Australian dollar rises

21 Jun, 2005

The Australian dollar rose to six-week highs on Monday, fired by demand in Asia and the relentless rise in commodity prices, although the rally began to lose steam through profit-taking late in the session. The Aussie was $0.7771/75, below an intra-day high of $0.7790 and compared with $0.7720/24 late here on Friday, according to Reuters data.
"Commodities have been strong, with metals particularly good," said John Kyriakopoulos, currency strategist at National Australia Bank.
"That combined with increasing risk appetite for the currency as a carry trade are driving things today."
"I would expect near-term appreciation could continue towards 78.50 US cents, although beyond that I'd be concerned on a risk basis given probable further US rate rises and possible renewed speculation about global growth given high oil prices."
Commodities extended last week's solid performance in Asian trading with investors jumping into copper futures to drive London Metal Exchange (LME) copper beyond previous record highs touched in post-floor trading on Friday.

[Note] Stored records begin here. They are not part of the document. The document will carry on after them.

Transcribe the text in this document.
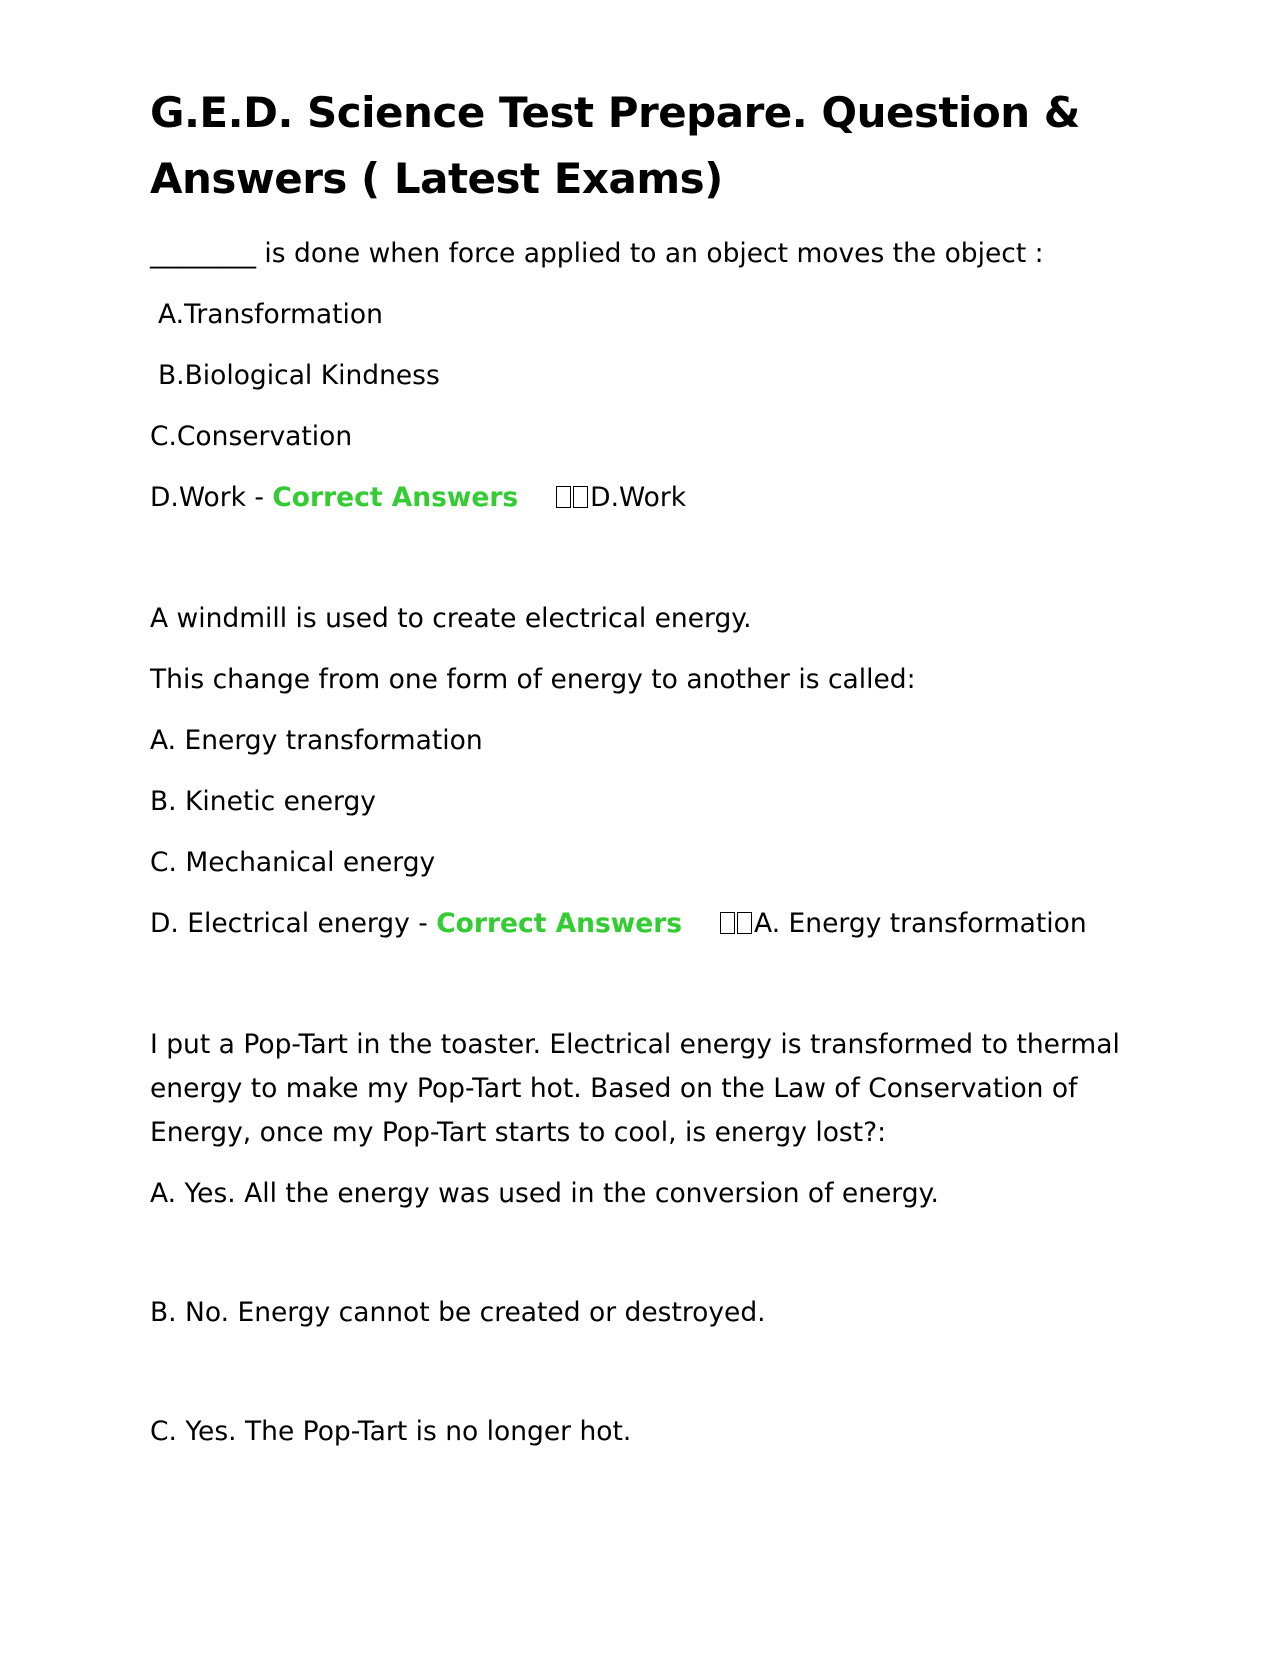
G.E.D. Science Test Prepare. Question & Answers ( Latest Exams)

________ is done when force applied to an object moves the object :

A.Transformation

B.Biological Kindness

C.Conservation

D.Work - Correct Answers	D.Work

A windmill is used to create electrical energy.

This change from one form of energy to another is called:

A. Energy transformation

B. Kinetic energy

C. Mechanical energy

D. Electrical energy - Correct Answers	A. Energy transformation

I put a Pop-Tart in the toaster. Electrical energy is transformed to thermal energy to make my Pop-Tart hot. Based on the Law of Conservation of Energy, once my Pop-Tart starts to cool, is energy lost?:

A. Yes. All the energy was used in the conversion of energy.

B. No. Energy cannot be created or destroyed.

C. Yes. The Pop-Tart is no longer hot.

Reflecting gains in the LME contract, Shanghai copper futures touched their four percent daily limit while gold continued to attract both end-user and fund demand across the region.
The strength of prices led the government to raise its forecast for Australia's important commodity exports to A$116 billion ($91 billion) for the 2005/06 fiscal year, which would be a 15 percent rise on the previous year.